The students are being treated for the illness, and the university is taking steps to help prevent the spread of the virus, which causes inflammation of the tissues that cover the brain and spinal cord. UMaine officials learned of their conditions Wednesday.
According to the Centers for Disease Control, viral meningitis is often less severe than bacterial meningitis, and most people with mild cases get better on their own within seven to 10 days.

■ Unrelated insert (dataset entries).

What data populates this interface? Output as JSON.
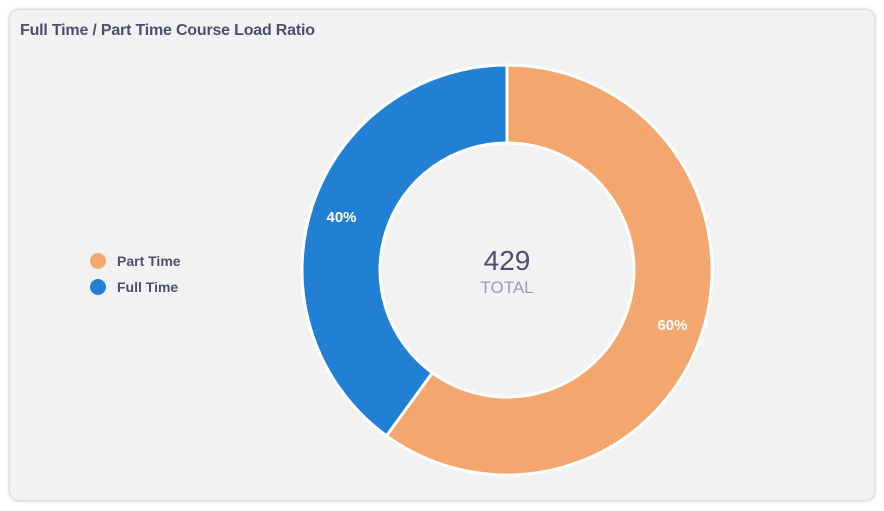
{
  "card": {
    "title": "Full Time / Part Time Course Load Ratio"
  },
  "chart_data": {
    "type": "pie",
    "variant": "donut",
    "title": "Full Time / Part Time Course Load Ratio",
    "categories": [
      "Part Time",
      "Full Time"
    ],
    "values": [
      60,
      40
    ],
    "labels": [
      "60%",
      "40%"
    ],
    "colors": [
      "#f3a76e",
      "#2180d4"
    ],
    "center_value": "429",
    "center_label": "TOTAL",
    "legend_position": "left"
  }
}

Severe illness from viral meningitis is more likely to affect babies less than 1 month old and people with weakened immune systems than it is people who otherwise are in good health, according to the CDC.
Dick Young, associate executive director of auxiliary services for UMaine, said Friday that one of the students is taking graduate courses and the other is an undergraduate, so they were not taking any classes together. He said Dunn Hall, where the school’s nursing program operates, has been put on an increased disinfection cycle in an effort to prevent any additional cases developing.
“We feel it is pretty well contained to the one building,” Young said.
Young said the ailing students, whom he did not identify, are consulting with their health care providers and have been given time away from classes in order to mend. He said no other cases have been reported but that administrators have been in touch with public health officials and people involved in the nursing school about the situation.
If the students were working at an area health care facility, as nursing students often do, they would have to notify those facilities of any illness they are affected by, according to Young. He added he was not sure if these particular students have been working at such a facility.
Young said there has not been broad notification to the UMaine community about the virus because, due to the low risk, it “didn’t rise to that level” — but university officials have not ruled that out. In the meantime, staff and students at the school are asked to take proper precautions and to look out for possible symptoms such as fever, headache, lack of appetite, lethargy, nausea and irritability.
“We do have our radar up and are watching the community,” Young said.